BigBry68 said:
Does it matter that I already pitched the yeast?
If you used a kit, or measured your components accurately, and if you added the correct amount of water, the original gravity WILL be correct. Your wort may not have been thoroughly mixed when you took your OG sample. It's very difficult to get the wort mixed well enough that a random sample is accurate.
By this time the yeast has had time to ferment a large portion of the sugar in the beer, so you get to choose (1) you can bet that your original gravity reading was correct and therefore the beer needs the additional extract to meet your target, OR (2) bey your original gravity was erroneously low and adding extract will give you a stronger, sweeter beer, OR (3) you can let it finish as it is and take a chance on getting a very weak beer. If it were me, I'd add the extract and count on getting either the predicted beer or a stronger beer - seems like the best combination of possible outcomes.
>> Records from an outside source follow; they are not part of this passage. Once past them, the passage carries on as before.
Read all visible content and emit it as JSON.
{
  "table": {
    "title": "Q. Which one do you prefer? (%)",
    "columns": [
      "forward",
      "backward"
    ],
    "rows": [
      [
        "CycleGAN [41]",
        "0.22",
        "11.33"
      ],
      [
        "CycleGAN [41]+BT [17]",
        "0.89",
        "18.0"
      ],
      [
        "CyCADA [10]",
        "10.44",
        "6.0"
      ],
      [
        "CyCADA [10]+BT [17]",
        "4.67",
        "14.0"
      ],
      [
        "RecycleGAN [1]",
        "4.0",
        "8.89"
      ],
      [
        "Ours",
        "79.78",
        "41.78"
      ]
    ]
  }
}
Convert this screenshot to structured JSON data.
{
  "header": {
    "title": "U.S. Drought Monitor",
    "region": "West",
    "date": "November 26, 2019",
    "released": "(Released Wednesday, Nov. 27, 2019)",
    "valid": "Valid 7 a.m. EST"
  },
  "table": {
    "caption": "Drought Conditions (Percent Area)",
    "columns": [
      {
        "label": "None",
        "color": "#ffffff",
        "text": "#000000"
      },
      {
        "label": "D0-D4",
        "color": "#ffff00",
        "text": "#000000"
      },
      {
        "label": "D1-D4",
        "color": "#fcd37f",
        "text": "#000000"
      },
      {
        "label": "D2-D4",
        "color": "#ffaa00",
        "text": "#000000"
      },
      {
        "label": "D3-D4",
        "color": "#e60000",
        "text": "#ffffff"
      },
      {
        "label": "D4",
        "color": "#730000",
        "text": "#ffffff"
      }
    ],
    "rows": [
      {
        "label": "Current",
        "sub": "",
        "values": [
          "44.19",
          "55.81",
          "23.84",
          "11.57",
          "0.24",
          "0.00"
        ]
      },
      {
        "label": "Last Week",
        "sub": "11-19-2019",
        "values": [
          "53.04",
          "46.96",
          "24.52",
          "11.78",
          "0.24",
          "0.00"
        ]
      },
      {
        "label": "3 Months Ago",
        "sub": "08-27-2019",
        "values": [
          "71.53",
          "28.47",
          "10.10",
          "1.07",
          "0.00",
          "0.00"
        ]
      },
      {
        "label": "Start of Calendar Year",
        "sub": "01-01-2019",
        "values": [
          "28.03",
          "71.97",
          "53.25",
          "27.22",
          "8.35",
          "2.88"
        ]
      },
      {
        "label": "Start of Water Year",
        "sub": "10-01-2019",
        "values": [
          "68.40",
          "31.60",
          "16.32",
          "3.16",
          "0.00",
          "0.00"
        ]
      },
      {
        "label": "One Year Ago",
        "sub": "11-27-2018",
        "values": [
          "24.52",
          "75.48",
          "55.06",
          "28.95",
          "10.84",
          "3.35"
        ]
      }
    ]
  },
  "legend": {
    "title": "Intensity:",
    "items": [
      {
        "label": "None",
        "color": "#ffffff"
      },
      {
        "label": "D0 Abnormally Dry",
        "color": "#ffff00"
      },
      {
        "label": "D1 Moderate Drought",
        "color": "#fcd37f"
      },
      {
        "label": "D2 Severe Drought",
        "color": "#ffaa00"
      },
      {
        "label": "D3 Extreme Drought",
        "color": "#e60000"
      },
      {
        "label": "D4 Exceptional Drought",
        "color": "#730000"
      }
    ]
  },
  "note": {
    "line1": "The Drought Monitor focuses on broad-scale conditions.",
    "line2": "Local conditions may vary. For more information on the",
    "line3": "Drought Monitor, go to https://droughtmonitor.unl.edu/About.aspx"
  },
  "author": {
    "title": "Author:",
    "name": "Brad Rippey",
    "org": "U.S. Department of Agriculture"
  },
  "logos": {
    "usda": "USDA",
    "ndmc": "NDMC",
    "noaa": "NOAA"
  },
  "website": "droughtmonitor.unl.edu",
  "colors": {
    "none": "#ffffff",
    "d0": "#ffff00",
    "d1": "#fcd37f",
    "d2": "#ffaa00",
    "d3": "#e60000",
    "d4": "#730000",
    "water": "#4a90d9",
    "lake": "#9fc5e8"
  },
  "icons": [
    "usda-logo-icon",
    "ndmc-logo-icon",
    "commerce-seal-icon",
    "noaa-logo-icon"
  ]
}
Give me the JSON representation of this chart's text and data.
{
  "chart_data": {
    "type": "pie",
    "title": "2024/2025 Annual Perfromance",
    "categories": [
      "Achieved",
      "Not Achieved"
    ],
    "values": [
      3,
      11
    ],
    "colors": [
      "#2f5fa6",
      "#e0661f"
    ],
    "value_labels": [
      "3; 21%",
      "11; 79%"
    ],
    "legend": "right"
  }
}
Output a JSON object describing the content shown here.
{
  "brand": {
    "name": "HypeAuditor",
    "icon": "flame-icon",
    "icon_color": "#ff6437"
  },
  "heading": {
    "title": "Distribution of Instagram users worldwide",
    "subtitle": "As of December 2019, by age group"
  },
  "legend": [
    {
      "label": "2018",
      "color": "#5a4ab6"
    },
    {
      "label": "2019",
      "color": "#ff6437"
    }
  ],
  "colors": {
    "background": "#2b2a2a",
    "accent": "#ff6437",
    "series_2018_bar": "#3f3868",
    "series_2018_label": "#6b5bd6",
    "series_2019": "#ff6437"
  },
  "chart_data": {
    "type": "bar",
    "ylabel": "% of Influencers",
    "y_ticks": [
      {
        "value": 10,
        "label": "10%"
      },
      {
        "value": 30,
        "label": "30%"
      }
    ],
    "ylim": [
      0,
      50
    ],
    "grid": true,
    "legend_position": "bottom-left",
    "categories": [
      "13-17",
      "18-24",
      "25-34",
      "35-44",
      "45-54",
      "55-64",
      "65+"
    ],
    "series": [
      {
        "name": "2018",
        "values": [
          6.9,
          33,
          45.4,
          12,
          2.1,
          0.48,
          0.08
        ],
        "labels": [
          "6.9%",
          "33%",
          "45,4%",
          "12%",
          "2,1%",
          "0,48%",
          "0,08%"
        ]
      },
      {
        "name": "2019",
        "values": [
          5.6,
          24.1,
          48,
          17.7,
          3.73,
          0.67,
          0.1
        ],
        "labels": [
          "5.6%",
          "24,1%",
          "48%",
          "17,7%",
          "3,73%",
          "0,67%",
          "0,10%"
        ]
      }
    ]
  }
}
I'm a fan of cool fermentation, at or a couple of degrees below the yeast manufacturer's published range. Please note that's the yeast manufacturer's range, not the kit packager's published range. Kit instructions vary from minimal/inadequate to bad/wrong. Google your yeast to see what the manufacturer says. If you have been fermenting very cool, your yeast may not have fermented an imperfectly mixed beer below your original measurement. If you take a gravity reading and it is close to your original reading, your original gravity was probably correct.
At this point, the beer will be thoroughly mixed, courtesy of the yeast activity. It won't matter that you've pitched the yeast. If you decide to add extract, boil the extract briefly, cool it and add it. You shouldn't need to stir it; the yeast activity will mix it adequately. Stirring might increase dissolved oxygen which might harm the beer at this point (Or, it might not harm the beer. You can get plenty of conflicting opinions on that subject - and most any other subject you bring up.)